Ponsel ini ditenagai chipset Dimensity 9500 (3 nm) yang diklaim menawarkan performa lebih kencang hingga 32 persen dalam hal CPU single-core dan 33 persen dalam aspek GPU, dibanding Xiaomi 15T Pro. Chip tersebut dipadankan dengan RAM 12 GB serta penyimpanan sampai 1 TB.
Smartphone ini juga dilengkapi baterai silicon carbon (Si/C) 7.000 mAh, meningkat dari 5.500 mAh dibanding pendahulunya. Pengisian ulangnya didukung fast charging 100 watt atau 50 watt secara nirkabel.
Xiaomi 17T Pro hadir dengan layar OLED 6,83 inci, resolusi 1268p, kecepatan refresh 144 Hz dan kecerahan puncak sampai 3.500 nits. Layarnya dilapisi kaca pelindung Gorilla Glass 7i.
Baik Xiaomi 17T Pro maupun Xiaomi 17T juga dilengkapi mode 4K 60fps baru dengan opsi HDR10 Plus dan Log. Xiaomi juga menyediakan sejumlah mode kamera baru termasuk mode Stage untuk foto dan video, Leica Live Moment, dan Leica Live Portrait.

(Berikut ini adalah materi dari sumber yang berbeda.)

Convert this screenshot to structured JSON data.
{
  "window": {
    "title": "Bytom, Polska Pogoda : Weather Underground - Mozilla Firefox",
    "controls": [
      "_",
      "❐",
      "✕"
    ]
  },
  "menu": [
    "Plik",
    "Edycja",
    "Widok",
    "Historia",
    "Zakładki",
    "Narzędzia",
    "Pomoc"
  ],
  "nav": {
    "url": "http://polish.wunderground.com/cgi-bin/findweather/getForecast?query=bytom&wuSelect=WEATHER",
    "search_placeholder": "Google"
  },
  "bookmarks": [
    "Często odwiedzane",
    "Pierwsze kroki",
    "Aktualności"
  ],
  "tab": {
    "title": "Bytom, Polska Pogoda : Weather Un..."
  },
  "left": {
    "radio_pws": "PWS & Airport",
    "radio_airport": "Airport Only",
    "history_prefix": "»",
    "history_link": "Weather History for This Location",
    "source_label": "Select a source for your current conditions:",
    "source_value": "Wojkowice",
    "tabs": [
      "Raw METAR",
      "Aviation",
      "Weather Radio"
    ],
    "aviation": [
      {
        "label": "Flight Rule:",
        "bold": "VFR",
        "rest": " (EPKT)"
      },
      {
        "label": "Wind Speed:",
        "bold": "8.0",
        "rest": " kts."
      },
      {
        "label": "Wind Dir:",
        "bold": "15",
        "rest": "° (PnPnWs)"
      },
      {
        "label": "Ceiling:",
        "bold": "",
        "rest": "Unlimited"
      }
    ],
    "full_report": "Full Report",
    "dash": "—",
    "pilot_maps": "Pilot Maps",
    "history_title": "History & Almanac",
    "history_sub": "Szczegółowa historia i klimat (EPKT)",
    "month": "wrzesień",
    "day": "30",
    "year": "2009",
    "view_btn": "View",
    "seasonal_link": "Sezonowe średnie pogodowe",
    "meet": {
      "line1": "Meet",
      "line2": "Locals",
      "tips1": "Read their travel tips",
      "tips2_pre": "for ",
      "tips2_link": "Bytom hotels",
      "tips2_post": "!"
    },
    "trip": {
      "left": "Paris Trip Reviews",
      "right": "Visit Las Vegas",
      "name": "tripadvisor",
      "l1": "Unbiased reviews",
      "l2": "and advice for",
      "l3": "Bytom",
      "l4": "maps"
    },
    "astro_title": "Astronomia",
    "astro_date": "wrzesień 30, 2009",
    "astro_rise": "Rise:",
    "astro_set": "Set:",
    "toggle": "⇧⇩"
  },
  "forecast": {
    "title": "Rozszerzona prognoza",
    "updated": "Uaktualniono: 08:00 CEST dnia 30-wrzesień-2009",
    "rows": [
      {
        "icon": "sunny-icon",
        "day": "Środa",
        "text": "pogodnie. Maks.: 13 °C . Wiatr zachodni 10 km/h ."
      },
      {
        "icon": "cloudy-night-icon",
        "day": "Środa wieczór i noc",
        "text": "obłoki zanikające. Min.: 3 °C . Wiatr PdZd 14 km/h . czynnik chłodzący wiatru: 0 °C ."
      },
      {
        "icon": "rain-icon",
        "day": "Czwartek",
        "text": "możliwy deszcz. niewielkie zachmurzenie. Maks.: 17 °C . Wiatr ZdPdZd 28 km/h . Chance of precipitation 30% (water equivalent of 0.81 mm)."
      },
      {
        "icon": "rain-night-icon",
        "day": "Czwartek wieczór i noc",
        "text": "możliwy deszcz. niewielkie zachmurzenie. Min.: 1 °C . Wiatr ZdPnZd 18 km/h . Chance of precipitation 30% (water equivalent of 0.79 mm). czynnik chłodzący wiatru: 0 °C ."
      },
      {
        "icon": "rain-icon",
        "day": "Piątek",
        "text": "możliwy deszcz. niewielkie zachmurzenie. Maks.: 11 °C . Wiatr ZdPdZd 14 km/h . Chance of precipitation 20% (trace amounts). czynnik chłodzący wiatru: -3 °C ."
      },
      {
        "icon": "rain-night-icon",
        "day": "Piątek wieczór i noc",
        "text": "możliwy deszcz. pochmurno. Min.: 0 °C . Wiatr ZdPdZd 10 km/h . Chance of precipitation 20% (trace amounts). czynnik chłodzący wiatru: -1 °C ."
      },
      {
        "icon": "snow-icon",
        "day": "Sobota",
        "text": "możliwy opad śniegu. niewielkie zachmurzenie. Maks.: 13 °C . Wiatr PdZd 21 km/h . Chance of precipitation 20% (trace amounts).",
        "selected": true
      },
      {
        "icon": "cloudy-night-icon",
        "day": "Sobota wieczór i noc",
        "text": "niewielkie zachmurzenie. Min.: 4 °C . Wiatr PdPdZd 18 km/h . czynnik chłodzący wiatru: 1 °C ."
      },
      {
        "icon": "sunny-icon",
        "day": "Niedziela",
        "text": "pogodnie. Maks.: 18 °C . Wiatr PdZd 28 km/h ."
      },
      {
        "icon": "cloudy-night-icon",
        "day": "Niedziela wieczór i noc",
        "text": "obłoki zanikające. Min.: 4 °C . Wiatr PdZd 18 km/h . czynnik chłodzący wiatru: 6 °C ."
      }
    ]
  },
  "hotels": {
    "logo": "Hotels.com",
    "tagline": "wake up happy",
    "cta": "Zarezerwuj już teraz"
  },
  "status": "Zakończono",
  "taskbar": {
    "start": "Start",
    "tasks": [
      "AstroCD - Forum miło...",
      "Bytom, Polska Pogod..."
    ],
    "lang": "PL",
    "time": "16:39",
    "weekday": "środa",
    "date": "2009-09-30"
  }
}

Duo ponsel ini juga dibekali speaker stereo dengan dukungan Dolby Atmos, Hi-Res Audio dan Hi-Res Audio Wireless, dual-SIM atau eSIM di beberapa wilayah, NFC, serta Xiaomi Offline Communication. Fitur lainnya yaitu WiFi 7, Bluetooth 6 serta dual-Bluetooth untuk model Pro, serta WiFi 6e dan Bluetooth 6 untuk model reguler.
Harga Xiaomi 17T series
Xiaomi 17T hadir dalam tiga opsi warna, meliputi Black, Deep Blue and Deep Violet, sedangkan Xiaomi 17T Pro dalam pilihan warna Black, Blue, Violet and Opal White. Xiaomi 17T dijua dengan harga mulai 750 euro (sekitar Rp 15,5 juta) untuk varian RAM terkecil 12/256 GB.
Sementara Xiaomi 17T Pro dijual dengan harga mulai 900 euro (sekitar Rp 18,6 juta) juga untuk varian terendah RAM 12/256 GB. Perlu dicatat bahwa harga di Eropa umumnya lebih tinggi, karena kebijakan pajak setempat dan lain sebagainya.